As a C/C++ programmer I am used to lexical scoping by default, but I
never missed it in APL.
There is another GNU APL feature, dyadic → (aka. relative jumps similar
to monadic *→N+↑⎕LC*), that need no labels and therefore not only works
in defined functions but also in immediate execution mode. I am not
advertising it much because I believe that all APL extensions will
sooner or later fire back (lambdas being one example). In *A → B* is B
the branch condition and A the offset from the current line (negative to
branch backwards.
Best Regards,
Jürgen
On 4/3/23 20:12, Robin Haberkorn wrote:
Hello everybody,
I stumbled across an interesting little problem. I would like to
generate all possible combinations of taking ⍺ things from a total of
⍵. The number of possible combinations is consequently ⍺!⍵.
Here's a straight-forward "brute force" solution:
Perm ← {(X/⍨⍺=+/¨X←(⊂2⍴⍨⍵)⊤¨⍳2*⍵) /¨ ⊂⍳⍵; X}
2 Perm 4
3 4 2 4 2 3 1 4 1 3 1 2
3 Perm 4
2 3 4 1 3 4 1 2 4 1 2 3
Unfortunately the algorithm has O(2^⍵) time and space complexity.

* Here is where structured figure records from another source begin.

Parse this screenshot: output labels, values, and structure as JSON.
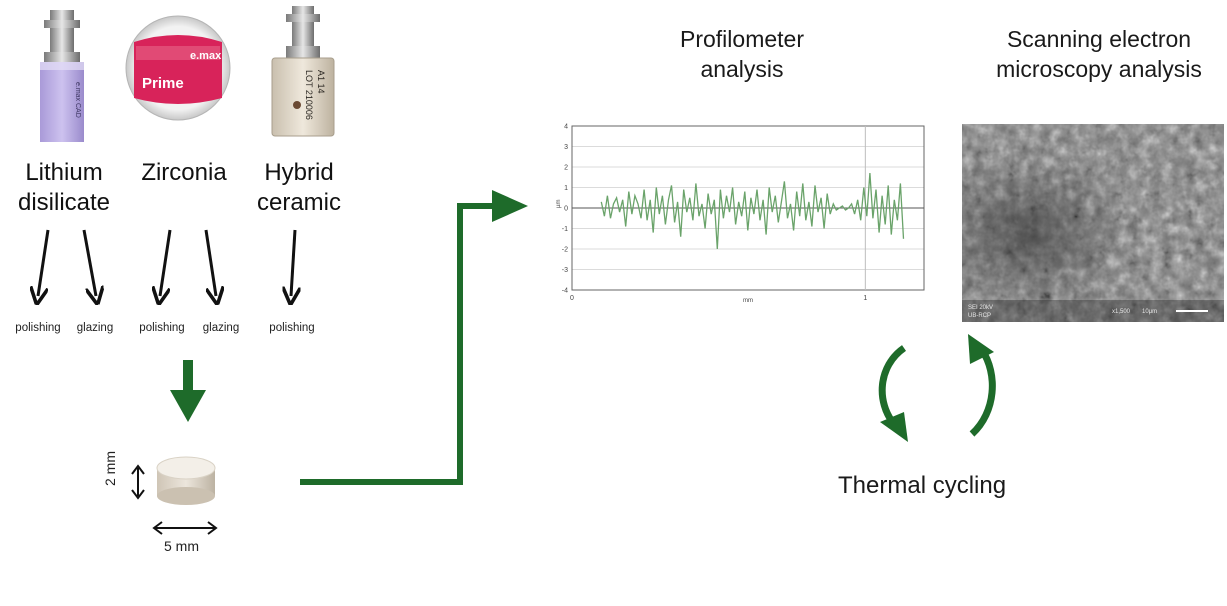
{
  "materials": [
    {
      "label_line1": "Lithium",
      "label_line2": "disilicate",
      "product_text": "e.max CAD"
    },
    {
      "label_line1": "Zirconia",
      "label_line2": "",
      "product_text": "e.max",
      "product_sub": "Prime"
    },
    {
      "label_line1": "Hybrid",
      "label_line2": "ceramic",
      "product_text": "LOT 210006",
      "product_sub": "A1 14"
    }
  ],
  "treatments": [
    "polishing",
    "glazing",
    "polishing",
    "glazing",
    "polishing"
  ],
  "specimen": {
    "height_label": "2 mm",
    "diameter_label": "5 mm"
  },
  "profilometer": {
    "title_line1": "Profilometer",
    "title_line2": "analysis",
    "chart_data": {
      "type": "line",
      "xlabel": "mm",
      "ylabel": "µm",
      "xlim": [
        0,
        1.2
      ],
      "ylim": [
        -4,
        4
      ],
      "x_ticks": [
        "0",
        "1"
      ],
      "y_ticks": [
        "4",
        "3",
        "2",
        "1",
        "0",
        "-1",
        "-2",
        "-3",
        "-4"
      ],
      "grid": true,
      "series": [
        {
          "values": [
            0.3,
            -0.4,
            0.6,
            -0.5,
            0.2,
            0.5,
            -0.2,
            0.4,
            -0.9,
            0.8,
            -0.3,
            0.6,
            0.2,
            -0.5,
            0.9,
            -0.6,
            0.4,
            -1.2,
            1.0,
            -0.3,
            0.6,
            -0.8,
            0.4,
            1.1,
            -0.7,
            0.3,
            -1.4,
            0.9,
            -0.2,
            0.5,
            -0.6,
            1.2,
            -0.4,
            0.2,
            -1.0,
            0.7,
            -0.3,
            0.4,
            -2.0,
            0.9,
            -0.5,
            0.6,
            -0.2,
            1.0,
            -0.8,
            0.3,
            -0.4,
            0.8,
            -1.1,
            0.5,
            -0.3,
            0.9,
            -0.6,
            0.4,
            -1.3,
            1.0,
            -0.2,
            0.6,
            -0.7,
            0.3,
            1.3,
            -0.5,
            0.2,
            -1.1,
            0.8,
            -0.4,
            1.2,
            -0.6,
            0.3,
            -0.9,
            1.1,
            -0.2,
            0.5,
            -1.0,
            0.7,
            -0.3,
            0.2,
            -0.1,
            0.0,
            0.1,
            -0.1,
            0.0,
            0.2,
            -0.3,
            0.4,
            -0.6,
            1.0,
            -0.4,
            1.7,
            -0.5,
            0.9,
            -1.2,
            0.6,
            -0.8,
            1.1,
            -1.3,
            0.4,
            -0.6,
            1.2,
            -1.5
          ]
        }
      ]
    }
  },
  "sem": {
    "title_line1": "Scanning electron",
    "title_line2": "microscopy analysis",
    "info_left": "SEI 20kV",
    "info_left2": "UB-RCP",
    "info_mag": "x1,500",
    "info_scale": "10μm"
  },
  "thermal": {
    "label": "Thermal cycling"
  },
  "colors": {
    "green": "#1e6b2a",
    "lightgreen": "#6aa36a",
    "grid": "#cfcfcf"
  }
}
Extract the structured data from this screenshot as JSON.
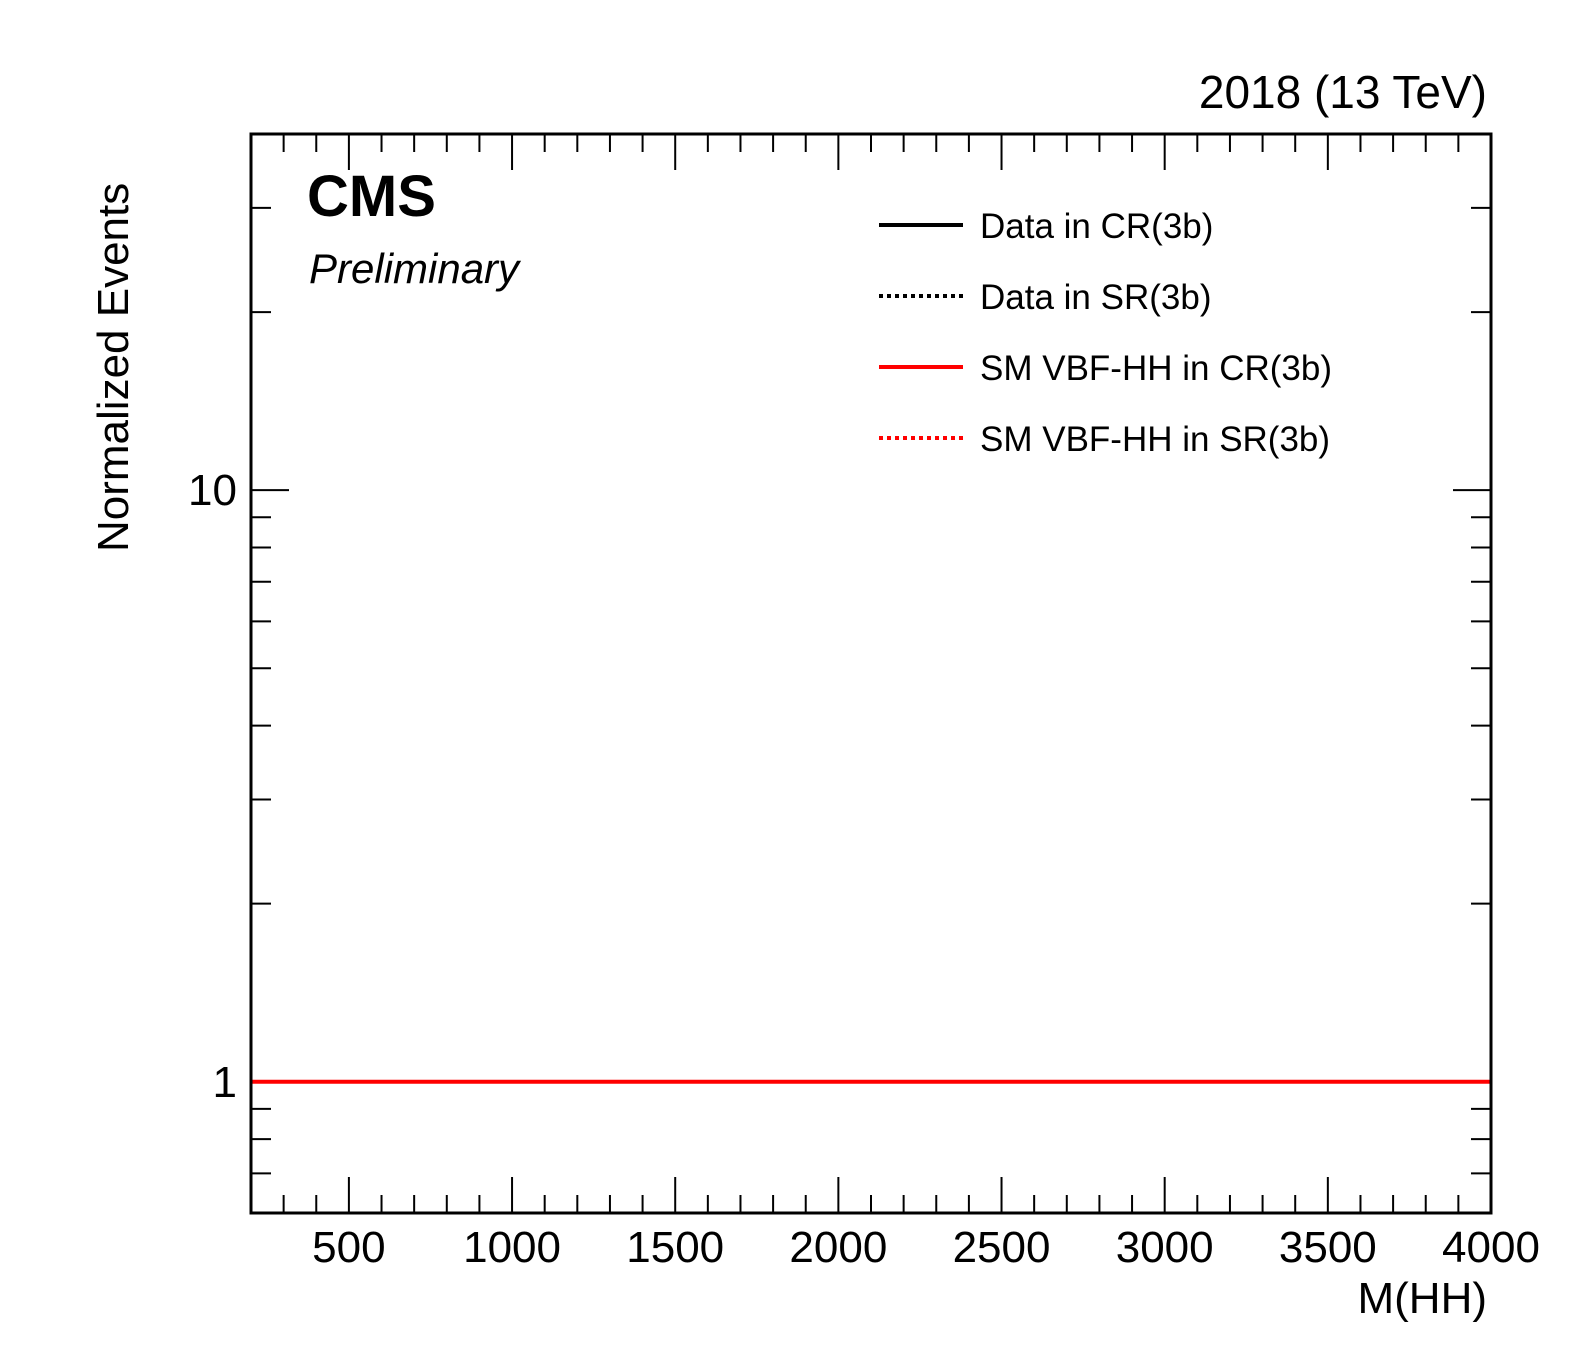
{
  "header": {
    "lumi_text": "2018 (13 TeV)",
    "cms_text": "CMS",
    "extra_text": "Preliminary"
  },
  "colors": {
    "data": "#000000",
    "signal": "#ff0000"
  },
  "chart_data": {
    "type": "line",
    "xlabel": "M(HH)",
    "ylabel": "Normalized Events",
    "xlim": [
      200,
      4000
    ],
    "ylim": [
      0.6,
      40
    ],
    "yscale": "log",
    "x_ticks": [
      500,
      1000,
      1500,
      2000,
      2500,
      3000,
      3500,
      4000
    ],
    "y_ticks": [
      1,
      10
    ],
    "grid": false,
    "legend_position": "top-right",
    "series": [
      {
        "name": "Data in CR(3b)",
        "color": "#000000",
        "style": "solid",
        "x": [],
        "y": []
      },
      {
        "name": "Data in SR(3b)",
        "color": "#000000",
        "style": "dotted",
        "x": [],
        "y": []
      },
      {
        "name": "SM VBF-HH in CR(3b)",
        "color": "#ff0000",
        "style": "solid",
        "x": [
          200,
          4000
        ],
        "y": [
          1,
          1
        ]
      },
      {
        "name": "SM VBF-HH in SR(3b)",
        "color": "#ff0000",
        "style": "dotted",
        "x": [],
        "y": []
      }
    ]
  }
}
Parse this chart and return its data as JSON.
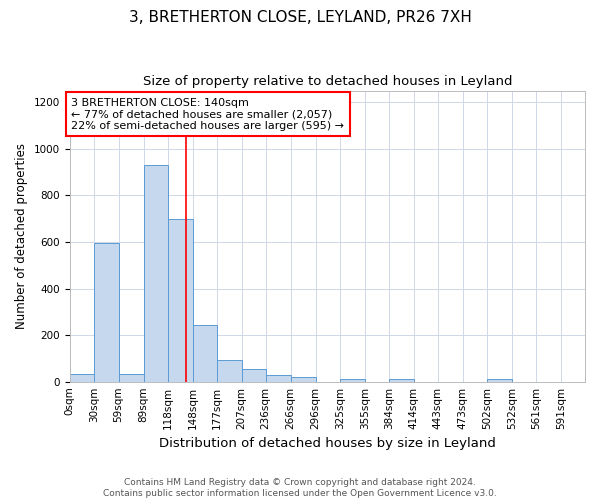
{
  "title1": "3, BRETHERTON CLOSE, LEYLAND, PR26 7XH",
  "title2": "Size of property relative to detached houses in Leyland",
  "xlabel": "Distribution of detached houses by size in Leyland",
  "ylabel": "Number of detached properties",
  "bin_edges": [
    0,
    30,
    59,
    89,
    118,
    148,
    177,
    207,
    236,
    266,
    296,
    325,
    355,
    384,
    414,
    443,
    473,
    502,
    532,
    561,
    591,
    620
  ],
  "bin_labels": [
    "0sqm",
    "30sqm",
    "59sqm",
    "89sqm",
    "118sqm",
    "148sqm",
    "177sqm",
    "207sqm",
    "236sqm",
    "266sqm",
    "296sqm",
    "325sqm",
    "355sqm",
    "384sqm",
    "414sqm",
    "443sqm",
    "473sqm",
    "502sqm",
    "532sqm",
    "561sqm",
    "591sqm"
  ],
  "counts": [
    35,
    595,
    35,
    930,
    700,
    245,
    95,
    55,
    30,
    20,
    0,
    10,
    0,
    10,
    0,
    0,
    0,
    10,
    0,
    0,
    0
  ],
  "bar_color": "#c5d8ed",
  "bar_edge_color": "#5b9bd5",
  "grid_color": "#d0d8e8",
  "ref_line_x": 140,
  "ref_line_color": "red",
  "annotation_text": "3 BRETHERTON CLOSE: 140sqm\n← 77% of detached houses are smaller (2,057)\n22% of semi-detached houses are larger (595) →",
  "annotation_box_color": "white",
  "annotation_box_edge": "red",
  "ylim": [
    0,
    1250
  ],
  "yticks": [
    0,
    200,
    400,
    600,
    800,
    1000,
    1200
  ],
  "footer_text": "Contains HM Land Registry data © Crown copyright and database right 2024.\nContains public sector information licensed under the Open Government Licence v3.0.",
  "title1_fontsize": 11,
  "title2_fontsize": 9.5,
  "xlabel_fontsize": 9.5,
  "ylabel_fontsize": 8.5,
  "tick_fontsize": 7.5,
  "annotation_fontsize": 8,
  "footer_fontsize": 6.5
}
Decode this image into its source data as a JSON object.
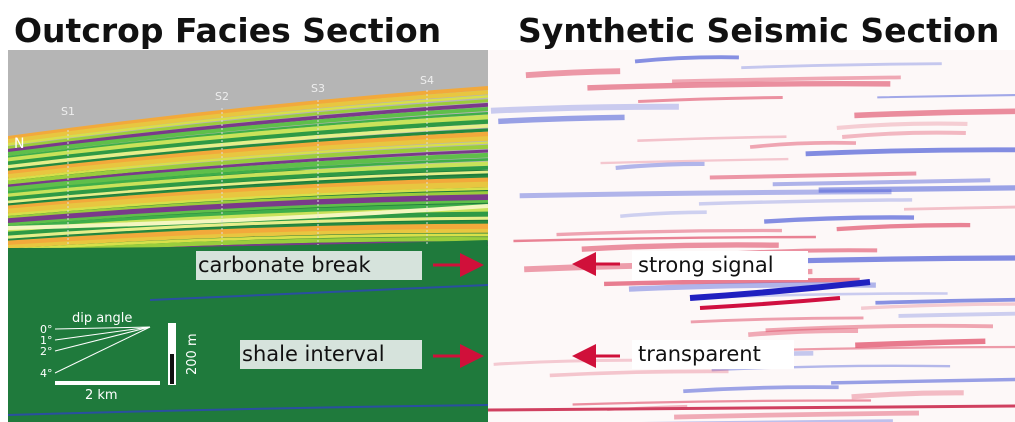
{
  "panels": [
    {
      "title": "Outcrop Facies Section",
      "stations": [
        "S1",
        "S2",
        "S3",
        "S4"
      ],
      "north": "N",
      "annotations": [
        "carbonate break",
        "shale interval"
      ],
      "legend": {
        "title": "dip angle",
        "angles": [
          "0°",
          "1°",
          "2°",
          "4°"
        ],
        "horizontal_scale": "2 km",
        "vertical_scale": "200 m"
      }
    },
    {
      "title": "Synthetic Seismic Section",
      "annotations": [
        "strong signal",
        "transparent"
      ]
    }
  ]
}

Which is okay for what I am using it, but I was still curious of how
this could be solved recursively in a lambda. I feel that simple
things like this should have elegant solutions in GNU APL.
Unfortunately this is the best I could come up with:
Perm ← {⍎∊('↑,/X,¨¨X+(⍺-1) Perm¨⍵-X' 'X')[1+⍺≤1] ⊣ X←⍳1+⍵-⍺; X}
At this point I was really feeling the limitations of lambdas in GNU
APL. There apparently aren't enough means of control flow. At least I
couldn't find a way to utilize one of APL's operators elegantly for
this purpose, so I fell back to a computed ⍎, which feels really
clumsy and is probably quite slow as well.
Or you write a traditional ∇ function with →... I mean you could also
write your own ⍶IfElse⍹ operator, but due to the lack of lexical
scoping this would be pretty useless for recursion, unless you pass in
your context as ⍺ or ⍵ which is again very clumsy.
I would therefore claim that we are either lacking lexical scoping
and/or built-in structured If-Else constructs. Or lambdas should
simply be allowed to contain ⋄, new lines and →. Or I am missing
something obvious. I am not sure. But IMHO something fundamental is
missing in the language.
I am interested in hearing your thoughts.
Yours sincerely,
Robin
PS: I am not saying "I want it like in Dyalog!!!11". GNU APL is great
for what it is and I am not ready to switch over to Dyalog yet. I
particularly like two things about GNU APL: 1) It's FREE software. 2.)
It's more conservatively designed than Dyalog.